The success will lead eventually to Joseph Knecht being chosen Magister Ludi, the chief teacher, so to speak, of the Glass Bead Game. This is a role he will fulfill in exemplary fashion. But he finds himself occasionally uneasy. His colleagues don't really seem to grasp the precarity of Castalia's position with respect to the outside world. He will meet up with Plinio again, and come to the conclusion that Castalia did a disservice to Plinio in many ways. His familiarity with history, learned from the Benedictine historian, leads him to worry that Castalia and the Glass Bead Game are themselves becoming increasingly feuilletonesque. He himself has a creative side, writing poetry and short stories and music, that does not sit easily with the routines of professional intellectual life in Castalia.  As time goes on he finds that what really interests him is teaching the Glass Bead Game to mere beginners. All of this leads him to become the scandal of the age when, first of all the members of the Board of Education in Castalia history, he resigns.

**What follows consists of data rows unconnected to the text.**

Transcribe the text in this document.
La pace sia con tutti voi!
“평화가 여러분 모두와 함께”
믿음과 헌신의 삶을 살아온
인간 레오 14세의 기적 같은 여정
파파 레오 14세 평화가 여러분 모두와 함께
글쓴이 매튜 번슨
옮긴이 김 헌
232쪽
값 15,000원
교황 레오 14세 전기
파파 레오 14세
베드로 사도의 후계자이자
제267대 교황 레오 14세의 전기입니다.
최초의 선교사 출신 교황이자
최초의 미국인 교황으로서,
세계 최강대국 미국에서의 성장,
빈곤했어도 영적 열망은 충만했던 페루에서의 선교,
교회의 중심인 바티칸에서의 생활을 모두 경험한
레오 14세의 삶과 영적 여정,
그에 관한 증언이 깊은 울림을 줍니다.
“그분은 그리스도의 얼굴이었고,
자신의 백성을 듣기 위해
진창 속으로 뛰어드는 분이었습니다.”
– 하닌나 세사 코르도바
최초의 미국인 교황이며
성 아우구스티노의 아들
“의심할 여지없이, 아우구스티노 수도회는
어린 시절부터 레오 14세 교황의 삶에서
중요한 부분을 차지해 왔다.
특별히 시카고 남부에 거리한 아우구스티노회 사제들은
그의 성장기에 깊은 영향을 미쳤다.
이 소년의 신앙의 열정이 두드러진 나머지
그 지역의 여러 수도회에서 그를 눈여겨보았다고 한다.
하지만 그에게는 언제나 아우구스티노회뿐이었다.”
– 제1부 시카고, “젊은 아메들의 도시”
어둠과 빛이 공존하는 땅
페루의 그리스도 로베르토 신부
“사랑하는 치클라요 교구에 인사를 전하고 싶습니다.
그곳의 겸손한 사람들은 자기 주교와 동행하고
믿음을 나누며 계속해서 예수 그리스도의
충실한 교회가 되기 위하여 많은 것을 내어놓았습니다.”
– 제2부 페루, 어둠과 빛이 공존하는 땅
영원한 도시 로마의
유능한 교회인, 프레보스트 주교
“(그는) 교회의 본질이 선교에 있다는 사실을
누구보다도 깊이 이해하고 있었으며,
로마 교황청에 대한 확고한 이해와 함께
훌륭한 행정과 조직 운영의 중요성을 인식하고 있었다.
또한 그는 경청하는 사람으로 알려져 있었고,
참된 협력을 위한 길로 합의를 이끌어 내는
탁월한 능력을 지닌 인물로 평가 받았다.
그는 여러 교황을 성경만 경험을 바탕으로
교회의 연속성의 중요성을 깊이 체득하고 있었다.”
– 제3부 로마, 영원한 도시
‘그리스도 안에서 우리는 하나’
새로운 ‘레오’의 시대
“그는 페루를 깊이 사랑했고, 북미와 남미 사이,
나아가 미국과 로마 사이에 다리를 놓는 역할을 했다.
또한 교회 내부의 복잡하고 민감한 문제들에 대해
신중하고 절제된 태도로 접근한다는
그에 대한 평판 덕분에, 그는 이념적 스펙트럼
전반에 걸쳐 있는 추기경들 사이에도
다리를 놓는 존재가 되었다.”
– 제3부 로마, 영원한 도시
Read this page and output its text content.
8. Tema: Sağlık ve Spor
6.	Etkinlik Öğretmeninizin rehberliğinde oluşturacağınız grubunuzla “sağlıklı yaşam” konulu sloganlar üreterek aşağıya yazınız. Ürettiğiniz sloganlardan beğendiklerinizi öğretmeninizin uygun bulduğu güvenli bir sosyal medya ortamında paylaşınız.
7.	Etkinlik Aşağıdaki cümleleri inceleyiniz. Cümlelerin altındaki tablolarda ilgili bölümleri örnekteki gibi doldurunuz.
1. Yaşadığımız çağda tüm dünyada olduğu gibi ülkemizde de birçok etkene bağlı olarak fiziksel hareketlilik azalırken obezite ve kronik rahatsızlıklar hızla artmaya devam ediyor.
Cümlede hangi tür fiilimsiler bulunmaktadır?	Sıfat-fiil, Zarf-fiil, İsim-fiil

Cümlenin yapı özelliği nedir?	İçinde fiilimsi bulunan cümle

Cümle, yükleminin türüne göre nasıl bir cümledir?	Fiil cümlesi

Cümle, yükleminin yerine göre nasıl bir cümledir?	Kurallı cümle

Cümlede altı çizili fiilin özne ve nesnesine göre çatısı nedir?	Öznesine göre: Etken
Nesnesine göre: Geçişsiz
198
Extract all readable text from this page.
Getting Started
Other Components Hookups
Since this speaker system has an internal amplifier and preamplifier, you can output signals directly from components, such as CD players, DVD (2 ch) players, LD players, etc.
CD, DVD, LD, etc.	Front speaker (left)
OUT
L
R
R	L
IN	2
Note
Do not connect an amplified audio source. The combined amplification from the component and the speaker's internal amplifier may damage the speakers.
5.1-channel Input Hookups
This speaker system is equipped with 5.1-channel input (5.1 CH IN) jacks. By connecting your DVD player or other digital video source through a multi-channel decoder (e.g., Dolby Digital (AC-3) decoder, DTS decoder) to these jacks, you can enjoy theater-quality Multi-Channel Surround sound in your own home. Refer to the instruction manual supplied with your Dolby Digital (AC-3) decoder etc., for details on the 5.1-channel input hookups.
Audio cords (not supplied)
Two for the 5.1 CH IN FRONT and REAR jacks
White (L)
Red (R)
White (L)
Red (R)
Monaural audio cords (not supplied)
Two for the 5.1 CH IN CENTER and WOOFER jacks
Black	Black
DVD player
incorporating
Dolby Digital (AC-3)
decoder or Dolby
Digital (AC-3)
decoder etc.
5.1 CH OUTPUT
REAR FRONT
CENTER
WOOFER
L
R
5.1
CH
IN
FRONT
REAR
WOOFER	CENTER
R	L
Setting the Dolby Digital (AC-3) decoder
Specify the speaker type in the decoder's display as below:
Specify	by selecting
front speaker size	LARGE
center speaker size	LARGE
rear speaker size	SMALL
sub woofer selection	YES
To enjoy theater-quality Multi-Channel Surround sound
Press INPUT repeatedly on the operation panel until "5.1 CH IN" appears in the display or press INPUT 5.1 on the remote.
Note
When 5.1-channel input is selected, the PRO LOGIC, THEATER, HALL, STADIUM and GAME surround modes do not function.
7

In many ways, the Glass Bead Game itself is a more interesting character than Joseph Knecht himself. (Hesse's descriptions of it are certainly extraordinarily memorable, perfectly balanced to make it not quite clear how it works and yet perpetually intriguing at every point.) Joseph Knecht is just the point at which things come to a head. He is caught up in events over which he has relatively little control, and he becomes of interest mostly because he is both an exemplary Magister Ludi and the first person eccentric enough to understand that something is going wrong with the Game. Things could hardly have ever ended up entirely well for him; he has a personality that tends toward immersion, and failing that, immolation. But in a sense Joseph's life is itself a Glass Bead Game on a grand scale, a correlation of many cultural values across many disciplinary lines, into a unity. And in this Game he comes up with something creative. As his name, Knecht, implies, what the Glass Bead Game has begun to lose, and which needs to be reclaimed, is genuine service, the life and death of service to the world with which the Castalians are increasingly estranged.

Favorite Passage:

"Of course one should bring order into history," Jacobus thundered. "Every science is, among other things, a method of ordering, simplifying, making the indigestible digestible for the mind. We think we have recognized a few laws in history and try to apply them to our investigations of historical truth. Suppose an anatomist is dissecting a body. He does not confront wholly surprising discoveries. Rather, he finds beneath the epidermis a congeries of organs, muscles, tendons, and bones which generally conform to a pattern he has brought to his work. But if the anatomist sees nothing but his pattern, and ignores the unique, individual reality fo his object, then he is a Castalian, a Glass Bead Game player; he is using mathematics on the least appropriate object. I have no quarrel with the student of history who brings to his work a touchingly childish, innocent faith in the power of our m inds and our methods to order reality; but first and foremost he must respect the incomprehensible truth, reality, and uniqueness of events. Studying history, my friend, is no joke and no irresponsible game. To study history one must know in advance that one is attempting something fundamentally impossible, yet necessary and highly important. To study history means submitting to chaos and nevertheless retaining faith in order and meaning. It is a very serious task, young man, and possibly a tragic one." (pp. 168-169)

Recommendation: Highly Recommended.

*****

Hermann Hesse, The Glass Bead Game, Richard & Clara Winston, trs., Henry Holt & Co. (New York: 1990).